To still provide for each label’s needs, it needs to have some flexibility. The big challenges are content and branding. Each brand has a different target audience and separate story. Therefore it needs different content and a different tone of voice. And white label websites need to be deployed multiple times, for each label.
Content & tone of voice
To keep a white label website maintainable, we externalise the content into separate CMS projects per label. The codebase contains a set of components. Pages can be composed out of these components from the CMS, filled with content for that label. For the tone of voice, interface strings are also put into the CMS.

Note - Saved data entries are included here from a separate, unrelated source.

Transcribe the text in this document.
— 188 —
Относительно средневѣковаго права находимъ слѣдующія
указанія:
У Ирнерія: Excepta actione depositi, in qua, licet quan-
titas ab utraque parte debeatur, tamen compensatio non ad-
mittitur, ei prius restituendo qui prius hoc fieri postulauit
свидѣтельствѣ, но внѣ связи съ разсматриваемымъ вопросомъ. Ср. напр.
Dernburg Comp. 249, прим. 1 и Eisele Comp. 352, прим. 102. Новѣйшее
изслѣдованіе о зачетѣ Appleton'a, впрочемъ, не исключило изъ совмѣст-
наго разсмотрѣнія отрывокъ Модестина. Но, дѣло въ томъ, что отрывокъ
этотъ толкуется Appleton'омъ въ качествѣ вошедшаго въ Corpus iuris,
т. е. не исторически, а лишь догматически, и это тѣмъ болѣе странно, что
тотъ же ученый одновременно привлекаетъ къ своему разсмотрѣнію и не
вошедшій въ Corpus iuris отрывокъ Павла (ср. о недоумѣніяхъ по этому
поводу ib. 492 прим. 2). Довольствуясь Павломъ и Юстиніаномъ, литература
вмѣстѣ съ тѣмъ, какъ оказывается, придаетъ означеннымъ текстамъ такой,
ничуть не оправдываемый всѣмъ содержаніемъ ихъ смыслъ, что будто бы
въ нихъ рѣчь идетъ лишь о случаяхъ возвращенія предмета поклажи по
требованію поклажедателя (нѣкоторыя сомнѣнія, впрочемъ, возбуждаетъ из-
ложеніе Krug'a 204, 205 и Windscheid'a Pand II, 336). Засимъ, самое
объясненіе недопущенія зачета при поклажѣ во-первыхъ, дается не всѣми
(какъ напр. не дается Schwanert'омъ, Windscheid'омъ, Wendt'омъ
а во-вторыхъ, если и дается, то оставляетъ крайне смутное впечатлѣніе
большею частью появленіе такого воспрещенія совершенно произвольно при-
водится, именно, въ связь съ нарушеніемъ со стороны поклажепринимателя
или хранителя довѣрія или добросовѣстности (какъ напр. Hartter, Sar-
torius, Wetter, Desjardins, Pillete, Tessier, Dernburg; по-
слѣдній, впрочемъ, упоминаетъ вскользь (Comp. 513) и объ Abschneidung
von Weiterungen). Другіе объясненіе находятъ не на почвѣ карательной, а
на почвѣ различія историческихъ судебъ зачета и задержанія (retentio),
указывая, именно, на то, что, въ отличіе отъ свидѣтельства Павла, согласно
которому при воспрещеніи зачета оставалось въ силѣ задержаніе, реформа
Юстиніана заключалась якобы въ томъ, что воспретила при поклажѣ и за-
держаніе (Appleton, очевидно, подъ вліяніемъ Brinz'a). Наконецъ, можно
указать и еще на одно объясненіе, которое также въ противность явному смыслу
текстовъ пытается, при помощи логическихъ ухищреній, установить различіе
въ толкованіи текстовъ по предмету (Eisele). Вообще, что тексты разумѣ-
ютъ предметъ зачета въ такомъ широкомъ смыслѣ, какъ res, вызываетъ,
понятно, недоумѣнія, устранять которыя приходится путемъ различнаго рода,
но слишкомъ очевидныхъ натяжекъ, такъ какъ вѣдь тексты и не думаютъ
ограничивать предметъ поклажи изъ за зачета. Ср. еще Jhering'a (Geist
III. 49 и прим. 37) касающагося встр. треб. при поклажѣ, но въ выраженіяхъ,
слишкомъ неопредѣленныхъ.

Now we need to keep the supported components from the CMS in sync with the codebase. When we develop a new component, this needs to be available from all the CMS projects for each label. We do so by using scripted migrations: scripts that get your content model from the old to the new state. Since they are scripted, we can apply them repeatedly to each CMS project.
Once the CMS projects are set up, you can use environment variables to connect each CMS project to the matching label’s website using their different API keys.
Branding
Each label has its own branding: logos and design tokens (variables in design). These also need to be different for each label. This can be done by externalising them. Logos can be put into the CMS.
If you only have a few design tokens, they could also be put into the CMS. That’s what we did for one of our clients:


As you can see, it’s pretty manageable in this case. We just have 8 design tokens for colours, that provide us enough flexibility to provide enough recognition to the brand for this client.
But what if you want to take this a step further. Imagine that you want to differentiate in border radii, font families, shadows and spacings. In that case, it’s more maintainable to put the design tokens into code. You need some form of structured duplication now: for each label you need to export the same set of design tokens.
That could look something like this:

/* theme-a.css */
:root {
--color-body: #333;
--color-primary: #0dc5ad;
--color-background: #03473e;
--color-background-contrast: #fff;
--border-radius: 1rem;
--font-family: 'Nanum Myeongjo', serif;
--spacing-factor: 2;
--shadow-default: -4px 10px 20px 0px #01393185;

/* theme-b.css */
:root {
--color-body: #333;
--color-primary: #0000ff;
--color-background: #fffeca;
--color-background-contrast: var(--color-body);
--border-radius: 0;
--spacing-factor: 1;
--font-family: 'apercu', Helvetica, Arial, sans-serif;
--shadow-default: none;

/* theme-c.css */
:root {
--color-body: #333;
--color-primary: #ce0b54;
--color-background: none;
--color-background-contrast: var(--color-body);
--border-radius: 0;
--spacing-factor: 1;
--font-family: 'Helvetica Neue', Helvetica, Arial, sans-serif;
--shadow-default: none;
Deployment
Once all the parts are in place, we need to deploy each label’s website. Actually this part is pretty easy. We just deploy from the code repository from our favourite hosting providers Netlify or Vercel multiple times with different environment variables.
Hazards on white label road
Keeping different contexts of labels in mind during development is hard. And the bigger the differences between labels are, the harder it gets to understand the consequences. This applies to the differences we were able to externalise (like theming and content).
But when making exceptions that you can’t externalise - like functionality - you will make it even harder. Because now you have conditional flows a user can encounter. For example if the login flow of site A is different from website B, you now have two flows within a single codebase. And in my opinion this is even worse than having two code bases. That might be more maintenance work, but at least it’s predictable. So if functionality needs to differ, ask yourself if going white label suits you best.